Design COCO:大まかな配置を決める段階で、正面から見たときは非常にボリュームがあるけれど横から見ると平面的でやや物足りない、という問題が出ました。そこで、正面のシルエットを極力保ちつつ他の方向から見ても見栄えが良くなるよう、毛束の本数や配置を調整しました。

——やわらかな肌感を出すために身体の造形でこだわられた点はありますか?

Design COCO:ベルトやホットパンツといったタイトな部分が目立つ衣装ですので、締め付け感にこだわりました。ただキャラクター性を考えるとあくまで健康的な肉感を目指したいので、そのバランス調整に苦心しました。クリアー素材のシャツからうっすら見える、脇の造形にもこだわっています……!

——衣装の素材感やリアルなシワを表現されていますが、工夫された点はありますか?

Design COCO:衣装のシワについては、実物の写真を参考にするとともに、フィギュアとしての流れを意識した造形を心がけました。特に今回のジャケットのような素材ですと、ただ実物を真似するだけではクシャっとした、いまいち見栄えの良くない造形になってしまいます。そのため、「物理的にはあり得ないかもしれないけど、この部分はこういう形のシワを入れると動きが出て良いかな……」といったことなども考えながら制作しました。

——背景のエフェクトの構成について、力を入れられた点と苦労された点を教えてください。

Design COCO:イラストと違い、フィギュアのエフェクトはどこかに接触させてパーツを保持する必要がありますが、それでも浮遊感や立体感を感じられるように配置を工夫しました。また一部のエフェクトは髪の毛の支えも兼ねているため、強度を確保しつつ見栄えを良くするという点で苦労しました。

——立体化までのワークフローと、それぞれにかかったお時間を教えてください。

Design COCO:まず大まかなパーツの配置やボリューム感を見るためのラフなデータ制作(約1ヶ月)。その後、修正箇所を直しつつ細部のブラッシュアップを行い(約1ヶ月)、修正が無ければ3Dプリンタで仮出力を行い、調整を重ねていきます(約2ヶ月)。CG、仮出力の原型など各段階で監修を受け、造形の監修を通過してから本分割+本出力(約3週間)、出力物の磨き仕上げ+複製して材料を置き換え+彩色(約3ヶ月)して完成、という流れです。

——原型制作に使用されたPCのスペック、ソフトとよく使用されるブラシ、 仮出力・原型出力に使用された3Dプリンタを教えてください。

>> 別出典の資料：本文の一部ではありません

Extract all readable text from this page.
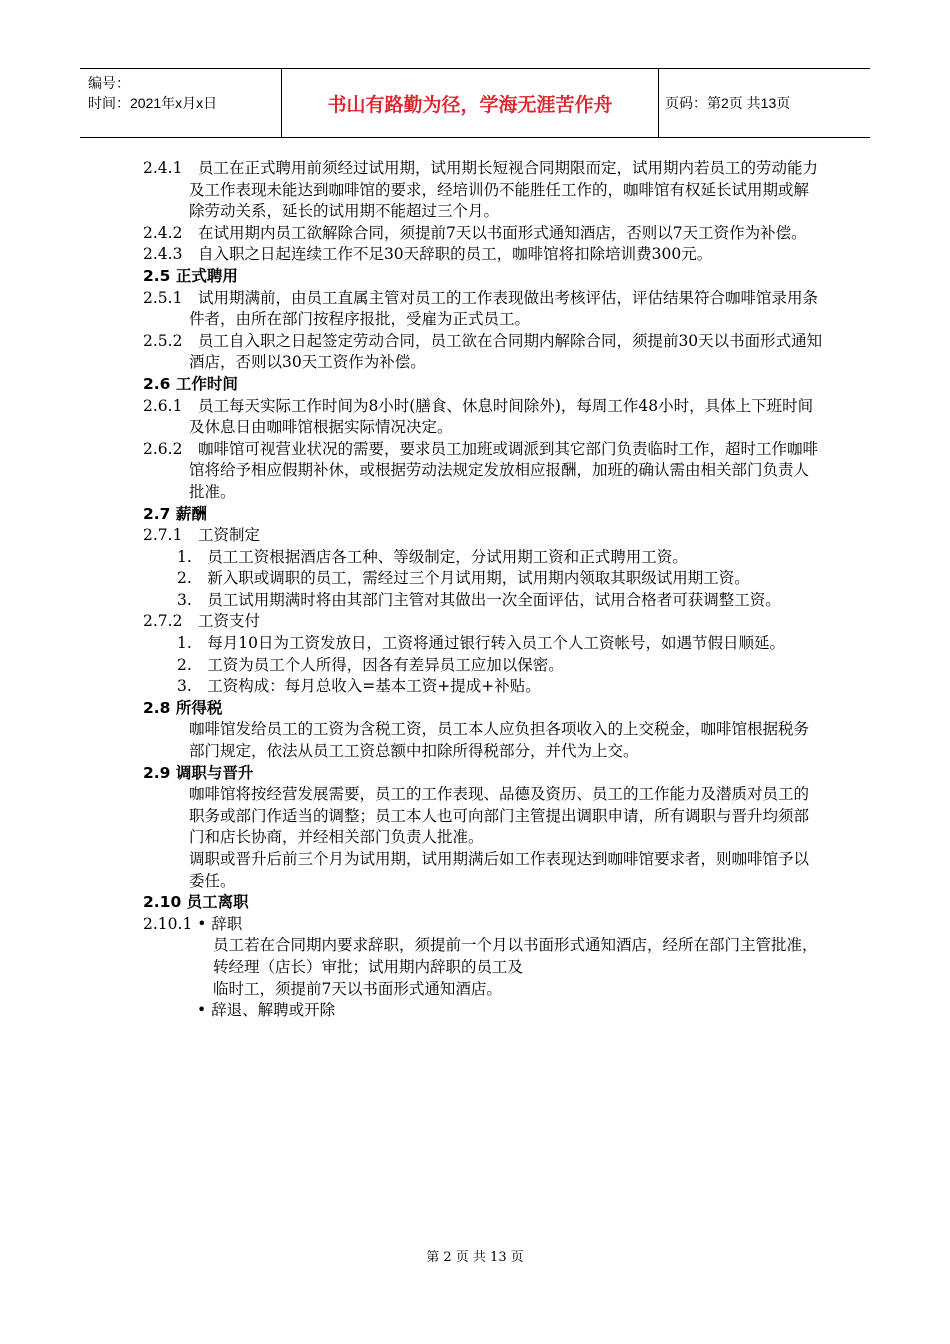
编号：
时间：2021年x月x日	书山有路勤为径，学海无涯苦作舟	页码：第2页 共13页

2.4.1　员工在正式聘用前须经过试用期，试用期长短视合同期限而定，试用期内若员工的劳动能力及工作表现未能达到咖啡馆的要求，经培训仍不能胜任工作的，咖啡馆有权延长试用期或解除劳动关系，延长的试用期不能超过三个月。

2.4.2　在试用期内员工欲解除合同，须提前7天以书面形式通知酒店，否则以7天工资作为补偿。

2.4.3　自入职之日起连续工作不足30天辞职的员工，咖啡馆将扣除培训费300元。

2.5 正式聘用

2.5.1　试用期满前，由员工直属主管对员工的工作表现做出考核评估，评估结果符合咖啡馆录用条件者，由所在部门按程序报批，受雇为正式员工。

2.5.2　员工自入职之日起签定劳动合同，员工欲在合同期内解除合同，须提前30天以书面形式通知酒店，否则以30天工资作为补偿。

2.6 工作时间

2.6.1　员工每天实际工作时间为8小时(膳食、休息时间除外)，每周工作48小时，具体上下班时间及休息日由咖啡馆根据实际情况决定。

2.6.2　咖啡馆可视营业状况的需要，要求员工加班或调派到其它部门负责临时工作，超时工作咖啡馆将给予相应假期补休，或根据劳动法规定发放相应报酬，加班的确认需由相关部门负责人批准。

2.7 薪酬

2.7.1　工资制定

1.　员工工资根据酒店各工种、等级制定，分试用期工资和正式聘用工资。

2.　新入职或调职的员工，需经过三个月试用期，试用期内领取其职级试用期工资。

3.　员工试用期满时将由其部门主管对其做出一次全面评估，试用合格者可获调整工资。

2.7.2　工资支付

1.　每月10日为工资发放日，工资将通过银行转入员工个人工资帐号，如遇节假日顺延。

2.　工资为员工个人所得，因各有差异员工应加以保密。

3.　工资构成：每月总收入=基本工资+提成+补贴。

2.8 所得税

咖啡馆发给员工的工资为含税工资，员工本人应负担各项收入的上交税金，咖啡馆根据税务部门规定，依法从员工工资总额中扣除所得税部分，并代为上交。

2.9 调职与晋升

咖啡馆将按经营发展需要，员工的工作表现、品德及资历、员工的工作能力及潜质对员工的职务或部门作适当的调整；员工本人也可向部门主管提出调职申请，所有调职与晋升均须部门和店长协商，并经相关部门负责人批准。

调职或晋升后前三个月为试用期，试用期满后如工作表现达到咖啡馆要求者，则咖啡馆予以委任。

2.10 员工离职

2.10.1 • 辞职

员工若在合同期内要求辞职，须提前一个月以书面形式通知酒店，经所在部门主管批准，转经理（店长）审批；试用期内辞职的员工及

临时工，须提前7天以书面形式通知酒店。

• 辞退、解聘或开除

第 2 页 共 13 页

Design COCO:PCスペックに関しては、CPUはIntel Core i7-7700、メモリ32GBです。
使用ソフトはZBrushで、ブラシはMoveブラシ、SK_Clothブラシ、SK_Slashブラシをよく使用しています。
3DプリンタはFormlabs社のform3を使用しています。

——おすすめの飾り方などはありますか。

ミカケ:ノーツが下から出ているので、裏も下も液晶になっていているショーケースをお持ちであればそのケースに入れてノーツが流れているような映像を映したりですかね(笑)。そういう飾り方をするとフィギュアの世界観や雰囲気をすごく出せそうだなと思います。サイバーチックというか暗い部屋でいろんな色のライトが付いているようなイメージなので、髪の毛とかクリアパーツに反射して色が変わって見えたり、いい雰囲気が出せるんじゃないかなと思います。

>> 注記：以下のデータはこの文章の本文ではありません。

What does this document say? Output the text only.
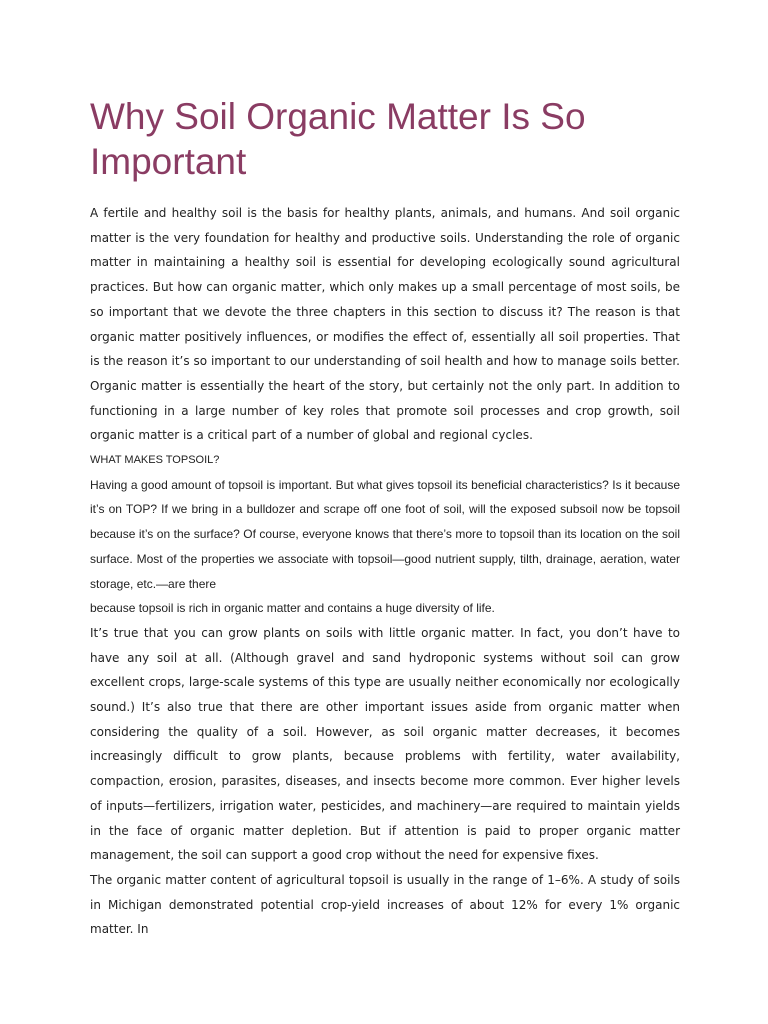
Why Soil Organic Matter Is So Important

A fertile and healthy soil is the basis for healthy plants, animals, and humans. And soil organic matter is the very foundation for healthy and productive soils. Understanding the role of organic matter in maintaining a healthy soil is essential for developing ecologically sound agricultural practices. But how can organic matter, which only makes up a small percentage of most soils, be so important that we devote the three chapters in this section to discuss it? The reason is that organic matter positively influences, or modifies the effect of, essentially all soil properties. That is the reason it’s so important to our understanding of soil health and how to manage soils better. Organic matter is essentially the heart of the story, but certainly not the only part. In addition to functioning in a large number of key roles that promote soil processes and crop growth, soil organic matter is a critical part of a number of global and regional cycles.

WHAT MAKES TOPSOIL?

Having a good amount of topsoil is important. But what gives topsoil its beneficial characteristics? Is it because it’s on TOP? If we bring in a bulldozer and scrape off one foot of soil, will the exposed subsoil now be topsoil because it’s on the surface? Of course, everyone knows that there’s more to topsoil than its location on the soil surface. Most of the properties we associate with topsoil—good nutrient supply, tilth, drainage, aeration, water storage, etc.—are there

because topsoil is rich in organic matter and contains a huge diversity of life.

It’s true that you can grow plants on soils with little organic matter. In fact, you don’t have to have any soil at all. (Although gravel and sand hydroponic systems without soil can grow excellent crops, large-scale systems of this type are usually neither economically nor ecologically sound.) It’s also true that there are other important issues aside from organic matter when considering the quality of a soil. However, as soil organic matter decreases, it becomes increasingly difficult to grow plants, because problems with fertility, water availability, compaction, erosion, parasites, diseases, and insects become more common. Ever higher levels of inputs—fertilizers, irrigation water, pesticides, and machinery—are required to maintain yields in the face of organic matter depletion. But if attention is paid to proper organic matter management, the soil can support a good crop without the need for expensive fixes.

The organic matter content of agricultural topsoil is usually in the range of 1–6%. A study of soils in Michigan demonstrated potential crop-yield increases of about 12% for every 1% organic matter. In
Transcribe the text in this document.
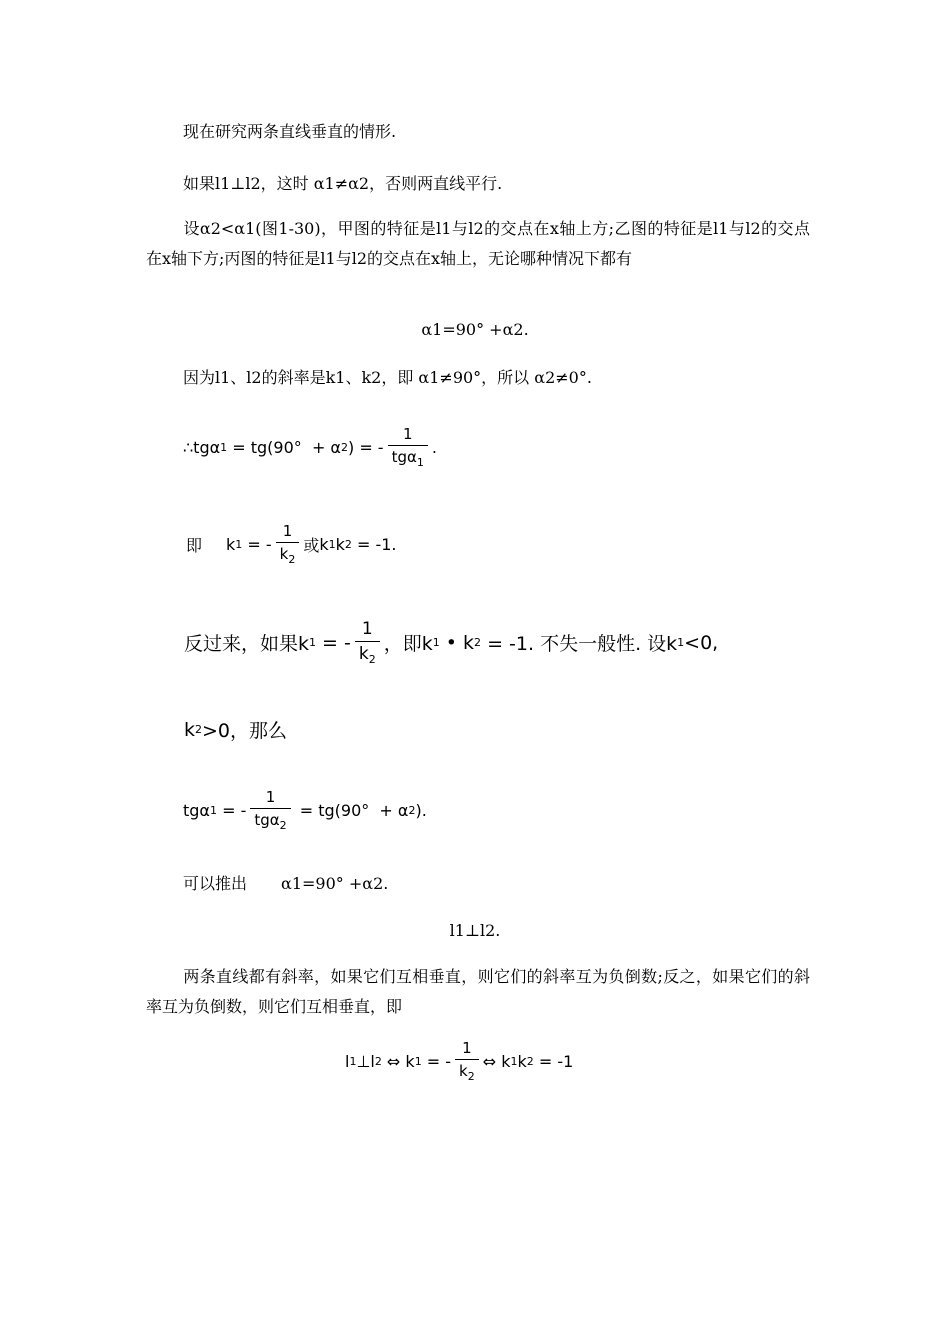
现在研究两条直线垂直的情形.
如果l1⊥l2，这时 α1≠α2，否则两直线平行.
设α2<α1(图1-30)，甲图的特征是l1与l2的交点在x轴上方;乙图的特征是l1与l2的交点在x轴下方;丙图的特征是l1与l2的交点在x轴上，无论哪种情况下都有
α1=90° +α2.
因为l1、l2的斜率是k1、k2，即 α1≠90°，所以 α2≠0°.
∴tgα 1 = tg(90°  + α 2 ) = - $\frac{1}{tg\alpha_1}$ .
即 k 1 = - $\frac{1}{k_2}$ 或 k 1 k 2 = -1.
反过来，如果k 1 = - $\frac{1}{k_2}$ ，即k 1 • k 2 = -1. 不失一般性. 设k 1 <0,
k 2 >0，那么
tgα 1 = - $\frac{1}{tg\alpha_2} = tg(90^\circ + \alpha$ 2 ).
可以推出 α1=90° +α2.
l1⊥l2.
两条直线都有斜率，如果它们互相垂直，则它们的斜率互为负倒数;反之，如果它们的斜率互为负倒数，则它们互相垂直，即
l 1 ⊥l 2 ⇔ k 1 = - $\frac{1}{k_2}$ ⇔ k 1 k 2 = -1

——他のミクとはここが違うぞ!という推しポイントはありますか。

ミカケ:個人的に最近のミクのフィギュアはキレイ系の表情や雰囲気というイメージがありますが、渋スクフィギュアのミクのイメージは天真爛漫でゲームを楽しんでいる無邪気な感じを打ち出しています。ミク自体の差別化はできているのではないかと思います。

——しかも今回はミクがスマホを持っているんですね。

ミカケ:そうなんですよ。元々プロジェクトセカイがスマートフォンやタブレットでプレイするアプリなので、スマートフォンゲームっていうのを表現に入れさせてもらっています。

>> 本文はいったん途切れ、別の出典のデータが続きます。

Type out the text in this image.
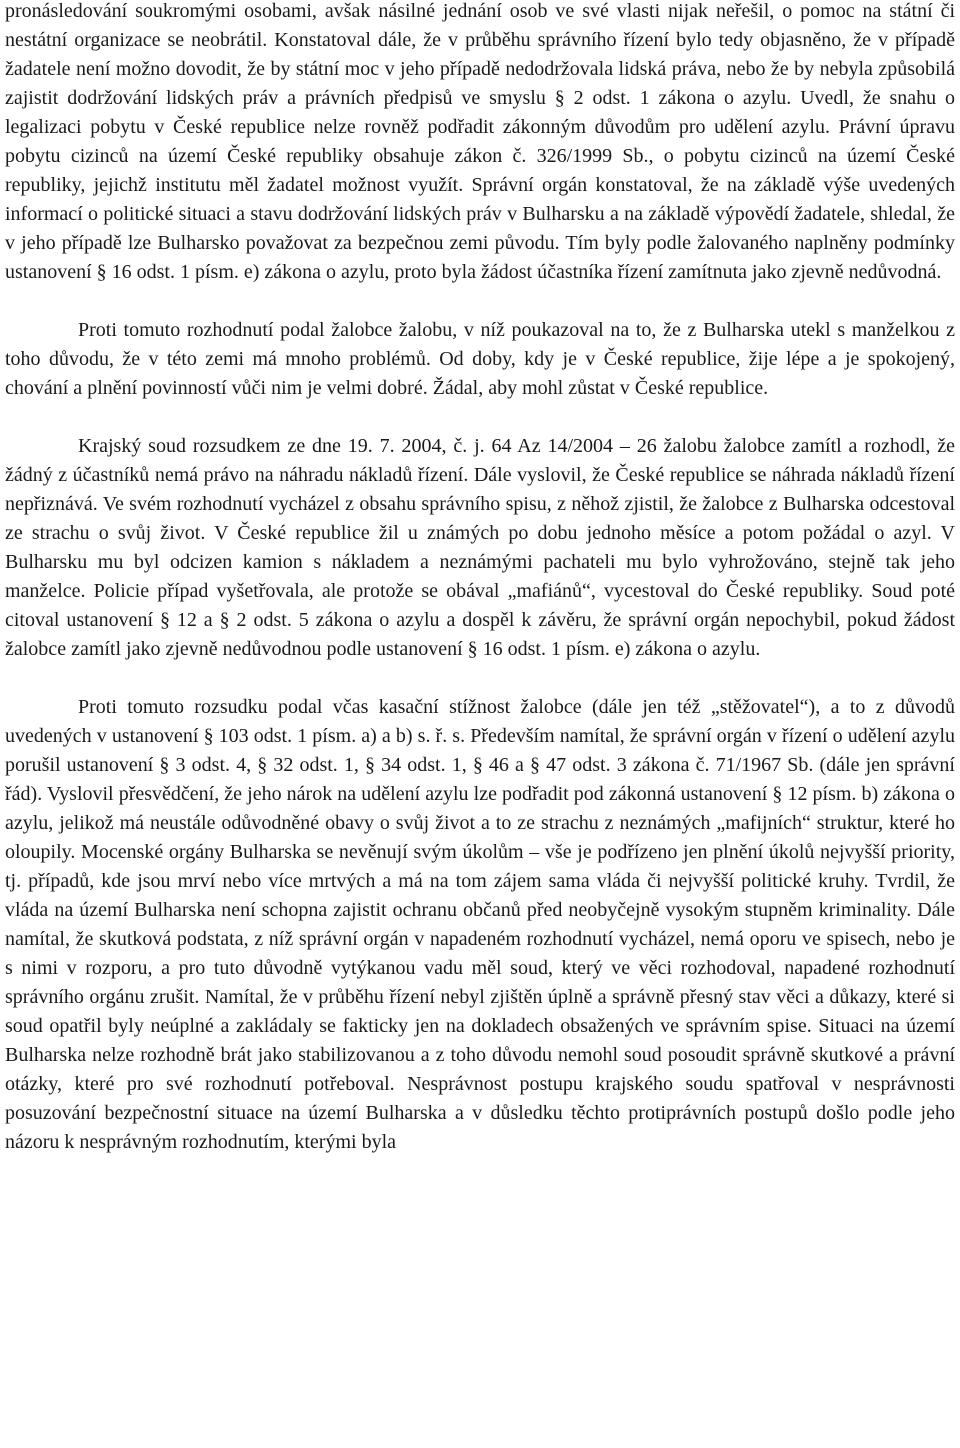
pronásledování soukromými osobami, avšak násilné jednání osob ve své vlasti nijak neřešil, o pomoc na státní či nestátní organizace se neobrátil. Konstatoval dále, že v průběhu správního řízení bylo tedy objasněno, že v případě žadatele není možno dovodit, že by státní moc v jeho případě nedodržovala lidská práva, nebo že by nebyla způsobilá zajistit dodržování lidských práv a právních předpisů ve smyslu § 2 odst. 1 zákona o azylu. Uvedl, že snahu o legalizaci pobytu v České republice nelze rovněž podřadit zákonným důvodům pro udělení azylu. Právní úpravu pobytu cizinců na území České republiky obsahuje zákon č. 326/1999 Sb., o pobytu cizinců na území České republiky, jejichž institutu měl žadatel možnost využít. Správní orgán konstatoval, že na základě výše uvedených informací o politické situaci a stavu dodržování lidských práv v Bulharsku a na základě výpovědí žadatele, shledal, že v jeho případě lze Bulharsko považovat za bezpečnou zemi původu. Tím byly podle žalovaného naplněny podmínky ustanovení § 16 odst. 1 písm. e) zákona o azylu, proto byla žádost účastníka řízení zamítnuta jako zjevně nedůvodná.

Proti tomuto rozhodnutí podal žalobce žalobu, v níž poukazoval na to, že z Bulharska utekl s manželkou z toho důvodu, že v této zemi má mnoho problémů. Od doby, kdy je v České republice, žije lépe a je spokojený, chování a plnění povinností vůči nim je velmi dobré. Žádal, aby mohl zůstat v České republice.

Krajský soud rozsudkem ze dne 19. 7. 2004, č. j. 64 Az 14/2004 – 26 žalobu žalobce zamítl a rozhodl, že žádný z účastníků nemá právo na náhradu nákladů řízení. Dále vyslovil, že České republice se náhrada nákladů řízení nepřiznává. Ve svém rozhodnutí vycházel z obsahu správního spisu, z něhož zjistil, že žalobce z Bulharska odcestoval ze strachu o svůj život. V České republice žil u známých po dobu jednoho měsíce a potom požádal o azyl. V Bulharsku mu byl odcizen kamion s nákladem a neznámými pachateli mu bylo vyhrožováno, stejně tak jeho manželce. Policie případ vyšetřovala, ale protože se obával „mafiánů“, vycestoval do České republiky. Soud poté citoval ustanovení § 12 a § 2 odst. 5 zákona o azylu a dospěl k závěru, že správní orgán nepochybil, pokud žádost žalobce zamítl jako zjevně nedůvodnou podle ustanovení § 16 odst. 1 písm. e) zákona o azylu.

Proti tomuto rozsudku podal včas kasační stížnost žalobce (dále jen též „stěžovatel“), a to z důvodů uvedených v ustanovení § 103 odst. 1 písm. a) a b) s. ř. s. Především namítal, že správní orgán v řízení o udělení azylu porušil ustanovení § 3 odst. 4, § 32 odst. 1, § 34 odst. 1, § 46 a § 47 odst. 3 zákona č. 71/1967 Sb. (dále jen správní řád). Vyslovil přesvědčení, že jeho nárok na udělení azylu lze podřadit pod zákonná ustanovení § 12 písm. b) zákona o azylu, jelikož má neustále odůvodněné obavy o svůj život a to ze strachu z neznámých „mafijních“ struktur, které ho oloupily. Mocenské orgány Bulharska se nevěnují svým úkolům – vše je podřízeno jen plnění úkolů nejvyšší priority, tj. případů, kde jsou mrví nebo více mrtvých a má na tom zájem sama vláda či nejvyšší politické kruhy. Tvrdil, že vláda na území Bulharska není schopna zajistit ochranu občanů před neobyčejně vysokým stupněm kriminality. Dále namítal, že skutková podstata, z níž správní orgán v napadeném rozhodnutí vycházel, nemá oporu ve spisech, nebo je s nimi v rozporu, a pro tuto důvodně vytýkanou vadu měl soud, který ve věci rozhodoval, napadené rozhodnutí správního orgánu zrušit. Namítal, že v průběhu řízení nebyl zjištěn úplně a správně přesný stav věci a důkazy, které si soud opatřil byly neúplné a zakládaly se fakticky jen na dokladech obsažených ve správním spise. Situaci na území Bulharska nelze rozhodně brát jako stabilizovanou a z toho důvodu nemohl soud posoudit správně skutkové a právní otázky, které pro své rozhodnutí potřeboval. Nesprávnost postupu krajského soudu spatřoval v nesprávnosti posuzování bezpečnostní situace na území Bulharska a v důsledku těchto protiprávních postupů došlo podle jeho názoru k nesprávným rozhodnutím, kterými byla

——Design COCOさんの造形でe-Streamさんとしてはこうしたい!みたいな戻しはありましたか?

ミカケ:塗装の具合は一度修正していて、元々はもう少し髪の色が透明感が強かったのをもう少し塗りを強くしてほしいなど、透明感のバランスや肌の色などについて弊社からも意見を出させていただきました。

——一番の見どころを教えてください。

ミカケ:ぱっと見でインパクトのある髪の毛の広がり感やねじれ感っていうのは造形上Design COCOさんもかなり難しいところだったのかなと思いつつ、見どころの一つだと思います。彩色原型を見てもらうとわかると思いますが、髪の毛とか全体的に透明度があって、Design COCOさんにもeスポーツ感、近未来感、サイバー感があるような装飾にこだわっていただき、塗装の細かいこだわり・ニュアンスなど今までの初音ミクフィギュアになかったような表現を意識して再現しました。ミクの世界観に合わせたフィギュアを実際に見ていただけると嬉しいです。

——購入を検討中のみなさまに一言お願いします。

ミカケ:弊社も近年円安の打撃を受けていて、元々ご提供したかった価格よりも今回大幅に値上がりしてしまい申し訳ない気持ちもあるんですが、ギリギリまで調整して今回この価格で提供させていただいております。今回のフィギュアもかなりクオリティやスケール感を含めとことんこだわって作っているので、いいなと思ってくださった方はぜひお手にとっていただけたら嬉しいです。

商品情報

商品名:プロジェクトセカイ カラフルステージ! feat. 初音ミク「初音ミク -RAGE プロジェクトセカイ 2020 Ver.-」
サイズ:1/7スケール PVC製塗装済み完成品
大きさ:高さ305mm×幅311mm×奥行239mm
予約期間:2022年7月24日15:00~2022年10月31日23:59
原型:Design COCO(Art Director:CHIGA)
彩色:Design COCO(Art Director:CHIGA)
ディレクター:ミカケ
製造:(株)アルファサテライト
販売元:(株)eStream

 

Profile

ミカケ

SHIBUYA SCRAMBLE FIGUREフィギュアディレクター。
2019年4月eStreamのグッズプランナーとして入社しSHIBUYA SCRAMBLE FIGUREの立ち上げに関わりフィギュア企画ディレクターを担当。当ブランドの出すフィギュア全般の企画コンセプト、クオリティチェックを行なっている。他、「VTuberチップス」などの商品プロデュース、新商品開発なども兼任。

SHIBUYA SCRAMBLE FIGURE

㈱eStreamが展開する「スケール感」と「躍動感」を意識した高品質高級フィギュアブランド。世界に誇れるIPで世界に誇れるプロダクト(フィギュア)を生み出すことを目指しています。ブランド名には渋谷から世界に文化を発信することに思いを込めています。通称「渋スクフィギュア」。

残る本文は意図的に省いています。